Интуиция и то, чему не было названия, высветили некую странную последовательность: вызов в департамент, поручение в Киев - весьма загадочное, подтверждение у Парамона (должно что-то произойти), и вот исчезновение Андрея Ющинского. "Я ведь его в часовне видел...- подумал с недоумением. - Жаль, надо было карточку у них спросить. Фотографическую. Интересно, отчего этот жидок рыжий не спросил? Ну да ладно. Они теперь к Мищуку - там наверняка потребуют облик пропавшего, там и взгляну". Но сомнений уже не было: на фотографии этой окажется именно мальчик-призрак, и никто другой! Однако странный в мальчишеских устах текст смущал. Такое мог сказать умудренный опытом, но не мальчишка. Разве что хорошо учился Закону Божьему, - здесь на губах Евгения Анатольевича появилась даже улыбочка.

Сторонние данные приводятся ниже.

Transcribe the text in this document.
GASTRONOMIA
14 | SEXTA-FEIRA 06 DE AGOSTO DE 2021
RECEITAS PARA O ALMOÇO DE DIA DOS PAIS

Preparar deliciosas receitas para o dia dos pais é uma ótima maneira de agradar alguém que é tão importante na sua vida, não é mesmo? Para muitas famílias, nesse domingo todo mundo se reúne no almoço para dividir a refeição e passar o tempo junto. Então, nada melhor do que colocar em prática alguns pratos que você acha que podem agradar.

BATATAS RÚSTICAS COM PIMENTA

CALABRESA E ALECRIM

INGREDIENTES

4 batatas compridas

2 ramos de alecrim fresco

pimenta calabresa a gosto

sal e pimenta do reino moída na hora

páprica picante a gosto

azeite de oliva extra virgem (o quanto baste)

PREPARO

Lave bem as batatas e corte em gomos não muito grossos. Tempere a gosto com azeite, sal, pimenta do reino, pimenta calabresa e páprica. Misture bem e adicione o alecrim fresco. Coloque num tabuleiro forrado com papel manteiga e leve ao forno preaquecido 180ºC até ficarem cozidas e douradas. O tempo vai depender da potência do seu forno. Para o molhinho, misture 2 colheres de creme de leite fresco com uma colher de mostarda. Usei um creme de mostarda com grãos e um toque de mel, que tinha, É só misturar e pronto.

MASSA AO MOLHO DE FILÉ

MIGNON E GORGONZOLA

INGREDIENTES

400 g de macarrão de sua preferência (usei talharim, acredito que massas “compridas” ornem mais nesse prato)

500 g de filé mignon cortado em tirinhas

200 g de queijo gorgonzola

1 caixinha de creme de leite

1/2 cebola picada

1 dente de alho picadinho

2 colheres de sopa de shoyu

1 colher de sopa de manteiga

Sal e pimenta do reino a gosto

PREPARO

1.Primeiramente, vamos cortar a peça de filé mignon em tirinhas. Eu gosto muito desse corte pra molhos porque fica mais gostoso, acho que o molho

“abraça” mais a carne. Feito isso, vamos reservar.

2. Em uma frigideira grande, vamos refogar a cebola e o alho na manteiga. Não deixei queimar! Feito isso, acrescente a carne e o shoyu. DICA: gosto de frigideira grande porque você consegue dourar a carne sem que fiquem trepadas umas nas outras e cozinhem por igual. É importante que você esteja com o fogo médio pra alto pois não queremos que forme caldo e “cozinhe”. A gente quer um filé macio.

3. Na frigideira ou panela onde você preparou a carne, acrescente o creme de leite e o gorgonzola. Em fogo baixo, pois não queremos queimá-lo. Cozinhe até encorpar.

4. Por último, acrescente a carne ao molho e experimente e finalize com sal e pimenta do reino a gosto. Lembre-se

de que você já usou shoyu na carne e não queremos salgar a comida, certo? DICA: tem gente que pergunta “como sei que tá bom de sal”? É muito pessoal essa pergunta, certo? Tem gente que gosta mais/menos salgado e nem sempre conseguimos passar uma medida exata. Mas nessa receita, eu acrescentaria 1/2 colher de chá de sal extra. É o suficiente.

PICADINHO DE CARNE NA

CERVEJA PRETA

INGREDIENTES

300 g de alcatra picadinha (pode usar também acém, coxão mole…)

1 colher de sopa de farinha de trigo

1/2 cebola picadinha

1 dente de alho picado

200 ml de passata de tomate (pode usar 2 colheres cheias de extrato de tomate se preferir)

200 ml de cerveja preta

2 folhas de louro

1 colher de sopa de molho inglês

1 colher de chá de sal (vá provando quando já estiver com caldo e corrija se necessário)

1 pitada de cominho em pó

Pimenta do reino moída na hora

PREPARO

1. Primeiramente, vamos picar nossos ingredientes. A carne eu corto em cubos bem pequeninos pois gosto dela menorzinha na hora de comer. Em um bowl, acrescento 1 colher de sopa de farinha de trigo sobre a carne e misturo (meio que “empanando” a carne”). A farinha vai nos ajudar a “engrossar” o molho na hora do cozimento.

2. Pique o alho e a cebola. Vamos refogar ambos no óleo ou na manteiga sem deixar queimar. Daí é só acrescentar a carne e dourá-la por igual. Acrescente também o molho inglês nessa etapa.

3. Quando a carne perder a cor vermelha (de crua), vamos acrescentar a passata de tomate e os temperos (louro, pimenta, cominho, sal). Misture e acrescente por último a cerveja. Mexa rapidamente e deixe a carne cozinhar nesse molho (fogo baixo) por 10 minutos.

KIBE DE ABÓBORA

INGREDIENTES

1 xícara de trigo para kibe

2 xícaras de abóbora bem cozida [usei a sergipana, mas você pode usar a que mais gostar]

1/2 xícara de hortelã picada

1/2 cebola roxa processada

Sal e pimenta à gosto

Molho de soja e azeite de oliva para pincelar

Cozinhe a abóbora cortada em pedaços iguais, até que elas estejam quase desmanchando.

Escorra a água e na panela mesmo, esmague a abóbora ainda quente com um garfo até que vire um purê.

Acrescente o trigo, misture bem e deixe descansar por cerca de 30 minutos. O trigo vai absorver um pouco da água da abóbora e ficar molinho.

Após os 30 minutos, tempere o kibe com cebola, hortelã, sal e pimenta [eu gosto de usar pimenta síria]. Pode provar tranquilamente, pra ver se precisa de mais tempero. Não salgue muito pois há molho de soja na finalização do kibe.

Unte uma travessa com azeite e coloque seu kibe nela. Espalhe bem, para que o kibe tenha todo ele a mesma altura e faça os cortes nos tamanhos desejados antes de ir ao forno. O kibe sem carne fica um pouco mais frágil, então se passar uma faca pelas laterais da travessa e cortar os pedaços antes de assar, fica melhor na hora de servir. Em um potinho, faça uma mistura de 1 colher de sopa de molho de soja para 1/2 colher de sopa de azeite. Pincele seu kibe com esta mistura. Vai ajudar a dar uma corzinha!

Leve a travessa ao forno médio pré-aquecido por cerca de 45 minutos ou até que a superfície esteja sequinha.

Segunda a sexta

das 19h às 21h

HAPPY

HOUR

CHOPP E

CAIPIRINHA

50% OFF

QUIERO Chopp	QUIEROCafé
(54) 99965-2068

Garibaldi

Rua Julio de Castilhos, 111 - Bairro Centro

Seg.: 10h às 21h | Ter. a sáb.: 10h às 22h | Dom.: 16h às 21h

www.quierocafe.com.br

- Только с какого боку может интересовать департамент никому не известный мальчик? - спросил вслух. - Это же нелепость! Ну, пропал! Ну, под трамвай попал или утонул. - Тут же сообразил, что вряд ли такие обстоятельства стали бы мгновенно известны. - Нет, тут явно что-то другое... - Медленно шел по Фундуклеевской вверх и вдруг заметил слева в глубине квартала византийские купола большого собора. - Да ведь это Владимирский! - догадался радостно. - Вперед, и как можно быстрее! - Через две минуты уже входил в широко распахнутые двери...
Пусто было, несколько молящихся ставили свечки и крестились, прислужница в черном истово протирала оклады. И влекомый неведомым чревом (уже начал привыкать к своему нервно-возвышенному состоянию), поднял голову: высоко, на облаке, летела в свет Богоматерь с печальным лицом, в черном омофоре1, Младенец на ее руках смотрел недетским взором, будто прозревая Свою Крестную смерть во оставление грехов...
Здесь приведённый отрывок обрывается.